C'est fini. Il fallait partir. Merde.
Dimanche. Jules se réveille, me regarde et me sourit. Ses joues se tendent, ses yeux explosent, nous sommes un. Il est pourtant très tôt. Trop. Je hais les matins. Jules s'en
fout. Il a faim. Mais avant de brailler, il m'aime. Hier, je crois que le PSG a gagné. Qu'il gagne alors ! Qu'il envahisse l'Europe si ça lui chante. Je l'aime un peu
moins. Il me fait presque déjà l'effet d'une ex avec qui tu simulerais la jalousie juste pour te faire croire que tu ressens encore quelque chose. Quand tu ne veux pas que le passé soit
piétiné. Mais au fond, tu sais que ça brûle un peu moins, qu'on t'a pété à l'intérieur un truc fragile mais primordial. Comme tout le reste, il va falloir que je lutte. Mais je vais
l'écrire tellement je le crois : si le PSG devait emporter dans les années à venir une Ligue des Champions, elle aurait un goût amer. Un goût de mort, de haine aussi peut-être. Il y a encore
trois ans, les joueurs, les dirigeants, je les maudissais, les vomissais à quasiment chaque match, leur médiocrité avait de quoi rendre fou, je rêvais de finale un mercredi soir en direct sur
TF1, j'enviais les fans de Manchester, Milan, Madrid. Et marseille. Je déconne. Là, pas tout à fait rien à foutre mais pas loin
non plus. Je sens la nostalgie creusant déjà la terre. Mon fils vient au monde et je perds Paris. Le pauvre Chrétien que je suis ne peut évidemment s'empêcher de tout lier. La finale, je la
regarderai peut-être avec Jules, chez moi. Peut-être même sans potes. Triste avant même la première passe. Détruit deux heures plus tard, quoi qu'il arrive. Merde encore.

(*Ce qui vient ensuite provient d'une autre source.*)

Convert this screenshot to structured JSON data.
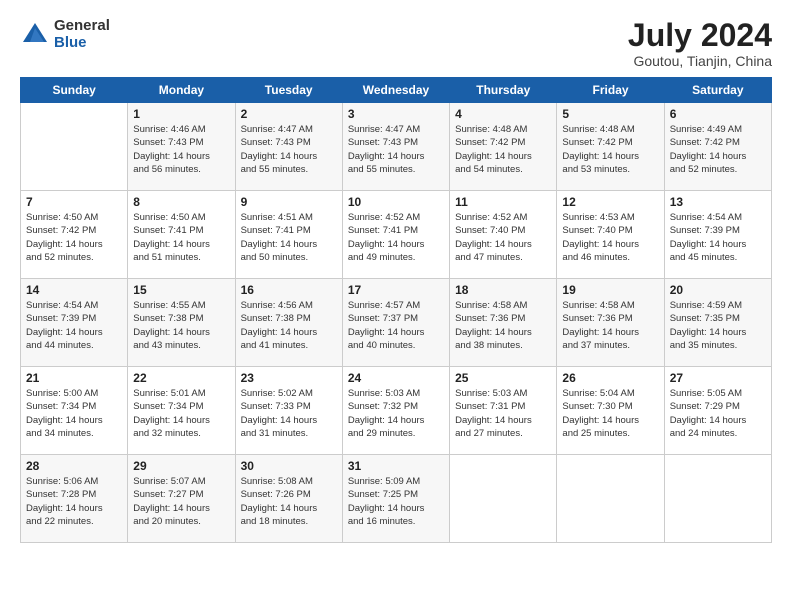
{
  "logo": {
    "general": "General",
    "blue": "Blue"
  },
  "header": {
    "month_year": "July 2024",
    "location": "Goutou, Tianjin, China"
  },
  "weekdays": [
    "Sunday",
    "Monday",
    "Tuesday",
    "Wednesday",
    "Thursday",
    "Friday",
    "Saturday"
  ],
  "weeks": [
    [
      {
        "day": "",
        "content": ""
      },
      {
        "day": "1",
        "content": "Sunrise: 4:46 AM\nSunset: 7:43 PM\nDaylight: 14 hours\nand 56 minutes."
      },
      {
        "day": "2",
        "content": "Sunrise: 4:47 AM\nSunset: 7:43 PM\nDaylight: 14 hours\nand 55 minutes."
      },
      {
        "day": "3",
        "content": "Sunrise: 4:47 AM\nSunset: 7:43 PM\nDaylight: 14 hours\nand 55 minutes."
      },
      {
        "day": "4",
        "content": "Sunrise: 4:48 AM\nSunset: 7:42 PM\nDaylight: 14 hours\nand 54 minutes."
      },
      {
        "day": "5",
        "content": "Sunrise: 4:48 AM\nSunset: 7:42 PM\nDaylight: 14 hours\nand 53 minutes."
      },
      {
        "day": "6",
        "content": "Sunrise: 4:49 AM\nSunset: 7:42 PM\nDaylight: 14 hours\nand 52 minutes."
      }
    ],
    [
      {
        "day": "7",
        "content": "Sunrise: 4:50 AM\nSunset: 7:42 PM\nDaylight: 14 hours\nand 52 minutes."
      },
      {
        "day": "8",
        "content": "Sunrise: 4:50 AM\nSunset: 7:41 PM\nDaylight: 14 hours\nand 51 minutes."
      },
      {
        "day": "9",
        "content": "Sunrise: 4:51 AM\nSunset: 7:41 PM\nDaylight: 14 hours\nand 50 minutes."
      },
      {
        "day": "10",
        "content": "Sunrise: 4:52 AM\nSunset: 7:41 PM\nDaylight: 14 hours\nand 49 minutes."
      },
      {
        "day": "11",
        "content": "Sunrise: 4:52 AM\nSunset: 7:40 PM\nDaylight: 14 hours\nand 47 minutes."
      },
      {
        "day": "12",
        "content": "Sunrise: 4:53 AM\nSunset: 7:40 PM\nDaylight: 14 hours\nand 46 minutes."
      },
      {
        "day": "13",
        "content": "Sunrise: 4:54 AM\nSunset: 7:39 PM\nDaylight: 14 hours\nand 45 minutes."
      }
    ],
    [
      {
        "day": "14",
        "content": "Sunrise: 4:54 AM\nSunset: 7:39 PM\nDaylight: 14 hours\nand 44 minutes."
      },
      {
        "day": "15",
        "content": "Sunrise: 4:55 AM\nSunset: 7:38 PM\nDaylight: 14 hours\nand 43 minutes."
      },
      {
        "day": "16",
        "content": "Sunrise: 4:56 AM\nSunset: 7:38 PM\nDaylight: 14 hours\nand 41 minutes."
      },
      {
        "day": "17",
        "content": "Sunrise: 4:57 AM\nSunset: 7:37 PM\nDaylight: 14 hours\nand 40 minutes."
      },
      {
        "day": "18",
        "content": "Sunrise: 4:58 AM\nSunset: 7:36 PM\nDaylight: 14 hours\nand 38 minutes."
      },
      {
        "day": "19",
        "content": "Sunrise: 4:58 AM\nSunset: 7:36 PM\nDaylight: 14 hours\nand 37 minutes."
      },
      {
        "day": "20",
        "content": "Sunrise: 4:59 AM\nSunset: 7:35 PM\nDaylight: 14 hours\nand 35 minutes."
      }
    ],
    [
      {
        "day": "21",
        "content": "Sunrise: 5:00 AM\nSunset: 7:34 PM\nDaylight: 14 hours\nand 34 minutes."
      },
      {
        "day": "22",
        "content": "Sunrise: 5:01 AM\nSunset: 7:34 PM\nDaylight: 14 hours\nand 32 minutes."
      },
      {
        "day": "23",
        "content": "Sunrise: 5:02 AM\nSunset: 7:33 PM\nDaylight: 14 hours\nand 31 minutes."
      },
      {
        "day": "24",
        "content": "Sunrise: 5:03 AM\nSunset: 7:32 PM\nDaylight: 14 hours\nand 29 minutes."
      },
      {
        "day": "25",
        "content": "Sunrise: 5:03 AM\nSunset: 7:31 PM\nDaylight: 14 hours\nand 27 minutes."
      },
      {
        "day": "26",
        "content": "Sunrise: 5:04 AM\nSunset: 7:30 PM\nDaylight: 14 hours\nand 25 minutes."
      },
      {
        "day": "27",
        "content": "Sunrise: 5:05 AM\nSunset: 7:29 PM\nDaylight: 14 hours\nand 24 minutes."
      }
    ],
    [
      {
        "day": "28",
        "content": "Sunrise: 5:06 AM\nSunset: 7:28 PM\nDaylight: 14 hours\nand 22 minutes."
      },
      {
        "day": "29",
        "content": "Sunrise: 5:07 AM\nSunset: 7:27 PM\nDaylight: 14 hours\nand 20 minutes."
      },
      {
        "day": "30",
        "content": "Sunrise: 5:08 AM\nSunset: 7:26 PM\nDaylight: 14 hours\nand 18 minutes."
      },
      {
        "day": "31",
        "content": "Sunrise: 5:09 AM\nSunset: 7:25 PM\nDaylight: 14 hours\nand 16 minutes."
      },
      {
        "day": "",
        "content": ""
      },
      {
        "day": "",
        "content": ""
      },
      {
        "day": "",
        "content": ""
      }
    ]
  ]
}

Lundi. Vu quatre films en une journée. Qu'il est bon de retrouver l'ancienne habitude. Pas mal. Bien sûr, le connard paresseux que je suis préfère s'avaler trois daubes. Paul
l'Extraterrestre, comédie patate, L'Emprise (ou L'Empire, me souviens plus) des Ombres, film d'horreur
prout prout et Black Death, fable médiévale sur la peste noire. BORIIIIIIIIIIIING ! Même la sublime Carice Van Houten (celle de Black
Book) en sorcière salope ne parvient pas à éteindre mon ennui. Heureusement, Halal Police d'État, le navet du duo Canal +, offre vingt
premières minutes parfois même hilarantes. J'en suis là. Sinon, un mec me raconte une anecdote trop parfaitement belle pour être vraie. Il me jure qu'elle l'est pourtant.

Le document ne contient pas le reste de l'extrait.